Johannsson was in attendance for the live performance of his Oscar-nominated Sicario score, which reverberated around Krakow’s 16,000-seat arena.
At the festival’s animation gala, the scores for British composer John Powell’s How To Train Your Dragon and Harry Gregson-Williams’ Shrek, as well as Brazilian composer Heitor Pereira’s The Angry Birds Movie soundtrack, were all performed live.
The blurred line between classic symphonic soundtracks, electronic layering and sound engineering were a key topic of discussion throughout the festival.
Martinez, Joseph Trapanese (Oblivion) and Dave Porter (Breaking Bad, Preacher) discussed electronic versus orchestral composition on one panel, agreeing that both are necessary, depending on the project.
Martinez, whose minimal, synth-driven scores for Solaris and Drive have been both acclaimed and emulated, attributed his sound to software plug-ins, instruments such as the steel drums and collaborations with open-minded directors such as Steven Soderbergh and Winding Refn.
“I’ve been lucky,” said Martinez. “These directors put music in the forefront of their films, and are excited to try new things. You often can’t do that on big-budget studio films.”
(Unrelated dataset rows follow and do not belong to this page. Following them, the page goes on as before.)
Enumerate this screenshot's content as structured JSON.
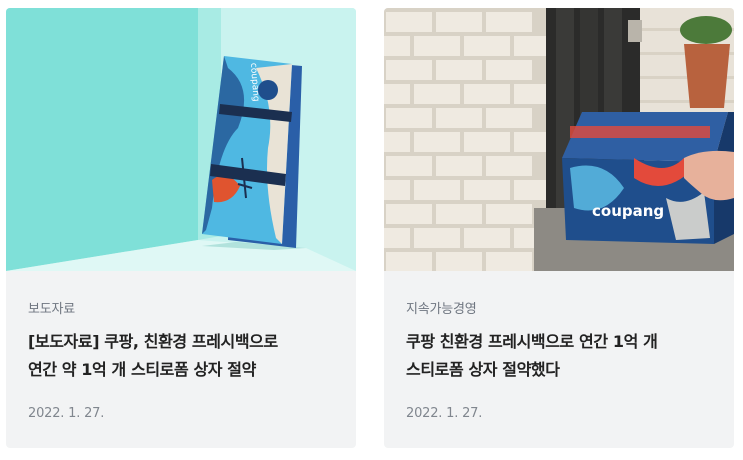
{
  "cards": [
    {
      "category": "보도자료",
      "title_line1": "[보도자료] 쿠팡, 친환경 프레시백으로",
      "title_line2": "연간 약 1억 개 스티로폼 상자 절약",
      "date": "2022. 1. 27.",
      "image_alt": "folded fresh bag leaning against mint wall",
      "bag_logo": "coupang"
    },
    {
      "category": "지속가능경영",
      "title_line1": "쿠팡 친환경 프레시백으로 연간 1억 개",
      "title_line2": "스티로폼 상자 절약했다",
      "date": "2022. 1. 27.",
      "image_alt": "fresh bag on doorstep beside brick wall",
      "bag_logo": "coupang"
    }
  ],
  "colors": {
    "card_bg": "#f2f3f4",
    "mint_wall": "#7fe0d8",
    "bag_blue": "#1f4e8c"
  }
}
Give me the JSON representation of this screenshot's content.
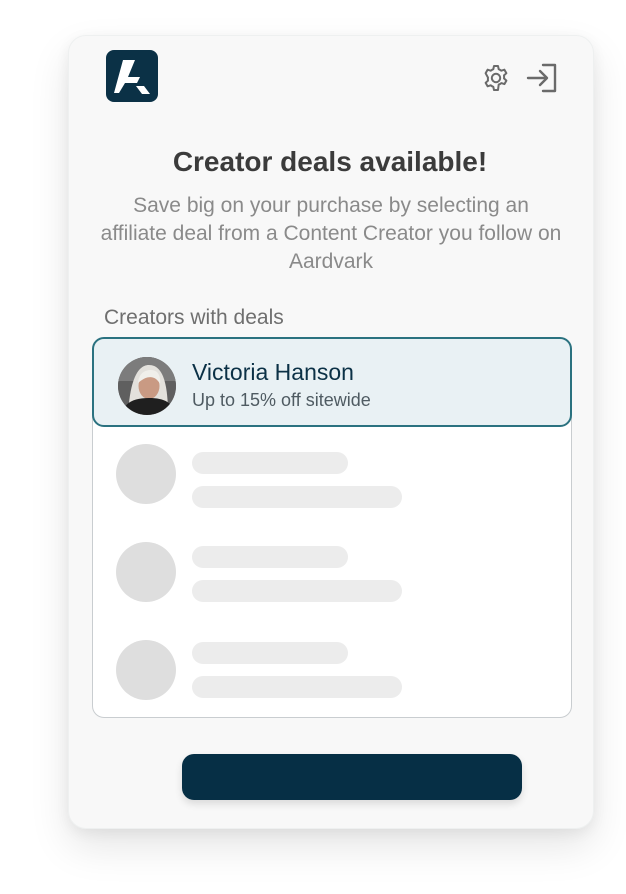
{
  "app": {
    "logo": "aardvark-logo",
    "icons": {
      "settings": "gear-icon",
      "signin": "sign-in-icon"
    }
  },
  "header": {
    "title": "Creator deals available!",
    "subtitle": "Save big on your purchase by selecting an affiliate deal from a Content Creator you follow on Aardvark"
  },
  "creators": {
    "section_label": "Creators with deals",
    "selected": {
      "name": "Victoria Hanson",
      "deal": "Up to 15% off sitewide"
    },
    "placeholder_rows": 3
  },
  "cta": {
    "label": ""
  },
  "colors": {
    "brand_navy": "#062f45",
    "accent_teal": "#2b7280",
    "selected_bg": "#e9f1f4",
    "placeholder": "#dedede"
  }
}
In addition to awards for Polanski and Desplat, Dan Carlin was given the FMF Ambassador Award for his work as an Emmy Award-winning music editor and supervisor and for his advocacy of music education. Carlin helped develop both the Sundance Institute and UCLA’s film scoring programmes.
The Young Talent Award (YTA) was awarded to Dutch composer Joep Sporck. The prize was given to him by Gregson-Williams, who helped judge the shortlist of 28 young composers.
“Educating young composers is at the heart of this festival,” said Piaskowski, highlighting previous winners Matthijas Kieboom and Jan Sanejko, who both assisted Diego Navarro on Capture The Flag, and Antonio Di Iorio, who is now working with John Williams.
Next year will mark the festival’s ten-year anniversary, with Piaskowski planning ten concerts to tie in with Krakow’s abundant cultural events.
The FMF is the second largest event within Krakow’s crowded line-up of summer festivals, following the pop music festival Krakow Live.